In 2020, Uruguay put into law that the Executive Branch should incorporate national climate change adaptation and mitigation objectives into the analysis and design of economic policy and planning of public finances.
This called on the Ministry of Economy and Finance (MEF) to play a role in the design, evaluation, and implementation of public policies on climate change. As part of this process, the MEF worked with the Ministry of Environment and other sectoral ministries to study the macroeconomic impact and cost-effectiveness of measures included in the first Nationally Determined Contribution (NDC) and new measures proposed in the second NDC.
- As part of the development of Uruguay’s second NDC, the MEF developed a DSGE model that would, for the first time, provide information on the economic impacts of climate policies aimed at mitigating greenhouse gas emissions for consideration in the process.

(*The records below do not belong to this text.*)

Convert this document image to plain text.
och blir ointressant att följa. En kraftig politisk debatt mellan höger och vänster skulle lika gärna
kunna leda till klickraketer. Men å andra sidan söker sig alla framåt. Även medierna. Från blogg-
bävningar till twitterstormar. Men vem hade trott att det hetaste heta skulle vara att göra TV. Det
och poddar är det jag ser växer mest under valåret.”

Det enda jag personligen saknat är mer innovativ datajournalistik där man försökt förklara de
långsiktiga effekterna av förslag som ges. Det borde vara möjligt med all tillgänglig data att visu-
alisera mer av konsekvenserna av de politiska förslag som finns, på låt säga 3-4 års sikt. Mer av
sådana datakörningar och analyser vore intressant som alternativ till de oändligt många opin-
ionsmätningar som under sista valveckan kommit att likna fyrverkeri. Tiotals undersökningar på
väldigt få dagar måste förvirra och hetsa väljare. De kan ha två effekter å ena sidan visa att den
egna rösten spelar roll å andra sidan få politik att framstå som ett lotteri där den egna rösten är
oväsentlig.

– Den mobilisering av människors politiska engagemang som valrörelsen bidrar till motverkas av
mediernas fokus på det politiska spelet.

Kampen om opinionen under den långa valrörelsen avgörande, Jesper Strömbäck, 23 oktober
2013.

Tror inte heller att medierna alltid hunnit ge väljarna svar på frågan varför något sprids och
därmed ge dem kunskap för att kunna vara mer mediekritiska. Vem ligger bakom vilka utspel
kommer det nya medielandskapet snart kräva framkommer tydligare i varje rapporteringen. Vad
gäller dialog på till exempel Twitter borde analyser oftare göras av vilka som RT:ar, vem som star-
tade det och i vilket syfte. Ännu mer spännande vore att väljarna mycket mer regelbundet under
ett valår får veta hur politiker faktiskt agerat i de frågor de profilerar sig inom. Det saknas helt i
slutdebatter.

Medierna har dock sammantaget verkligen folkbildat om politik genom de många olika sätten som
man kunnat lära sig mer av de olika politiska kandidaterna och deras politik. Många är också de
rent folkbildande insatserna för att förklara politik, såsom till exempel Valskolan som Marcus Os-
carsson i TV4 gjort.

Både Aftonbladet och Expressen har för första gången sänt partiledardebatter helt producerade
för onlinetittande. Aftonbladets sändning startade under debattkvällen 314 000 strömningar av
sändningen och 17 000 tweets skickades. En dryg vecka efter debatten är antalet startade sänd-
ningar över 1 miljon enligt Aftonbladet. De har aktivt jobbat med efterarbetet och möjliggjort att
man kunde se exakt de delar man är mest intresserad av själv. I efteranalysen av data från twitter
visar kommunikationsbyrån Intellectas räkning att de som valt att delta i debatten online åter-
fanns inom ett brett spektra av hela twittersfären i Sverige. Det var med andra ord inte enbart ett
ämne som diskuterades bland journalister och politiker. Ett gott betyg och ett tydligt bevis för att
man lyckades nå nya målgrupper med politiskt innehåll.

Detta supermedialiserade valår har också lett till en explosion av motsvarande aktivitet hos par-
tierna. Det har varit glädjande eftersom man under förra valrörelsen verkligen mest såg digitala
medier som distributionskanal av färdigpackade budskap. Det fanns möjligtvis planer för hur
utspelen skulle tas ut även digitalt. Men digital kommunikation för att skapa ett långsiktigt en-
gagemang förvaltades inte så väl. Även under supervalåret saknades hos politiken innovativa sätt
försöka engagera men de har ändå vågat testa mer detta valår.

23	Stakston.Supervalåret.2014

Model development, parameterization, and calibration were led by Serafín Frache from the University of Montevideo.
- To prepare the data required for the modeling exercise, the MEF worked closely with technical experts from other government ministries as well as experts in Chile that were involved in a similar exercise for Chile’s Long- Term Climate Strategy.
- Initially, the model was used to evaluate 12 mitigation measures presented in the second NDC by modeling baseline, low-investment, and high-investment scenarios for the two most relevant sectors in terms of national emissions: one measure corresponded to the land use, land-use change, and forestry (LULUCF) sector, and eleven to the energy sector.
- While the estimated GDP initially decreases relative to the baseline in both investment scenarios, it increases above the baseline in these scenarios at a later stage. By 2030, the projected GDP is projected to be 0.57% and 0.52% higher than the baseline under the low- and high-investment scenarios, respectively, highlighting the positive economic impact of mitigation measures.
- Coordinated work between the MEF and other ministries also resulted in the development of greenhouse gas abatement cost curves. Challenges such as limited cost quantification and imprecise definitions of policy measures highlighted the need for continuous analysis and for updated studies to refine data. One use case of the resulting data was an MEF-led proposal to move the urban bus subsidy scheme from diesel to electric buses, which was implemented in 2024.
Key conclusions include the following: (1) it is important to apply different economic exercises and tools to compare results; (2) applying macroeconomic models is knowledge-, time-, and resource-intensive and requires collaboration between MoFs, research institutions and multilateral institutions; and (3) given the tight timeframes in policymaking, tools other than macroeconomic models such as marginal abatement cost curves (MACCs) and cost-benefit analysis (CBA) have a role to play.